Kapitel 25

P!nk - What About Us

Dienstag, 12. November

Ich habe mich drei Wochen zurückgehalten - erst einmal Hut ab an mich. Ich weiß gar nicht, wie ich das hingekriegt habe. Ich habe Can nur angeguckt, vielleicht hat mir das irgendwie Energie gegeben, um durchzuhalten. Can habe ich nur ab und zu daran erinnert, dass er sich entscheiden soll. Ich bin es leid, nicht zu wissen, was Sache ist. Ohne eine feste Grundlage kann ich nicht arbeiten. Aufgeregt bin ich jedoch trotzdem und zudem fürchte ich mich auch. Die Klausur der bildgebenden Verfahren habe ich jetzt hinter mir und laufe raus. Es ist verdammt kalt und auf dem Boden liegt eine dünne Sicht an Frost. Ich habe Angst vor dem, was gleich passieren wird, vor dem, was in Zukunft passieren wird.
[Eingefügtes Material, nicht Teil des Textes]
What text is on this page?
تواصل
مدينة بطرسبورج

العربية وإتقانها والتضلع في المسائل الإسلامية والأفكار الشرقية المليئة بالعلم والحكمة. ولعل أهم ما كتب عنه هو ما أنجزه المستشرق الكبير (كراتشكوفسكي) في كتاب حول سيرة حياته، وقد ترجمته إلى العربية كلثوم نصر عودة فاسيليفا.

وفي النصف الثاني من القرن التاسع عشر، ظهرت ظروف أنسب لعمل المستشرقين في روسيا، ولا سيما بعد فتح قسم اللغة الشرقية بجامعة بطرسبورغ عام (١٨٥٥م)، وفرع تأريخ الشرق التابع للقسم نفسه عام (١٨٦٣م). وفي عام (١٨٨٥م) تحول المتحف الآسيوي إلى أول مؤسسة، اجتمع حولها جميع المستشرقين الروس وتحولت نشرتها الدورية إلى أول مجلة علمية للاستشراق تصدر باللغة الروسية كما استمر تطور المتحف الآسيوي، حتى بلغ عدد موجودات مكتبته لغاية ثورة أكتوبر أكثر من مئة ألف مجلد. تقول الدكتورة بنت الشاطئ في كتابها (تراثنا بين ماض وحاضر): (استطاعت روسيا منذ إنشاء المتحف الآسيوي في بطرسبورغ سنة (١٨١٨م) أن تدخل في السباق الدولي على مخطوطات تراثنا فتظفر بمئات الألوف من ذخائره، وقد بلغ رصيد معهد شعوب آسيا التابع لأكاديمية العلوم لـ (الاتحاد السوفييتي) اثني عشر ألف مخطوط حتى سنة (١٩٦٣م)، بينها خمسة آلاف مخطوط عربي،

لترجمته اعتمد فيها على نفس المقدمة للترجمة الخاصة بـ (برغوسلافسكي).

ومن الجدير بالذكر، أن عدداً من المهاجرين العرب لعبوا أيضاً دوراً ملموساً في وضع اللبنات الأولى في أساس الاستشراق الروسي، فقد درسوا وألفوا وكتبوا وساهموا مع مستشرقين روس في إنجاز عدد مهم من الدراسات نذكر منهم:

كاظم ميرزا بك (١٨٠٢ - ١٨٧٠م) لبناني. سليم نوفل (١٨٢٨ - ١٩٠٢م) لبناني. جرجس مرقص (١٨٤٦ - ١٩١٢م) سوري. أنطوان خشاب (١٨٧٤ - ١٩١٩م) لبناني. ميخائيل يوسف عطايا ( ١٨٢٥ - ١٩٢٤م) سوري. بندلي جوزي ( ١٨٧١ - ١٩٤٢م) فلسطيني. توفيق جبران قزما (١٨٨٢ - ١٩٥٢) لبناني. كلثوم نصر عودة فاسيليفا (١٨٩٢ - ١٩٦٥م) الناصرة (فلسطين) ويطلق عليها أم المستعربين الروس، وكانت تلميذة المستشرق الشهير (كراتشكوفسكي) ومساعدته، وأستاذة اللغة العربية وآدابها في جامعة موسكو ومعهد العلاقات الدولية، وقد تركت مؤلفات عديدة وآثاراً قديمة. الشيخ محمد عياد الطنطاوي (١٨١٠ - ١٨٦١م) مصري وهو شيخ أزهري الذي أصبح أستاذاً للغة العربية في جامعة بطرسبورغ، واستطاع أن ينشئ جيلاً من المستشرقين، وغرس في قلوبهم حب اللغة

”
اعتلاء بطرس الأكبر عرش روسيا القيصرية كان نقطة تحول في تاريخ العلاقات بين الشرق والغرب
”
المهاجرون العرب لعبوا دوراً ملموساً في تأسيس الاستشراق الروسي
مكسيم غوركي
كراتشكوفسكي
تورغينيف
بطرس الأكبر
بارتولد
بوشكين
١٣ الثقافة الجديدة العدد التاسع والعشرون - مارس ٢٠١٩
Bald ist Salihas Hochzeit, das muss doch etwas Gutes verheißen, oder? Can schreibt noch seine Klausur, ich ziehe meine Jacke enger um mich. Hat er sich schon entschieden? Hat er überhaupt darüber nachgedacht? Wenn er es getan hat, hat er lange darüber nachgedacht? Was hat Can gefühlt? War es ihm egal? Ist es ihm egal? Es sind so viele Fragen, die nur Can beantworten kann. Ich könnte vor Fragen platzen, aber ich weiß, dass Can sie mir nicht beantworten würde. Fragen zum Thema Liebe, Vertrauen, Gefühle und Gedanken und vieles mehr. Wenn Can und ich noch ein Paar wären, hätte er mir seinen Schal geben, weil sein Schal meine Haut am Hals nicht kratzen lässt. Ich will es gar nicht beenden, aber wenn Can nicht mehr will, dann kann ich nicht anders. Ich muss es hinnehmen und vielleicht werde ich es auch irgendwann mal mit Akzeptanz aufnehmen.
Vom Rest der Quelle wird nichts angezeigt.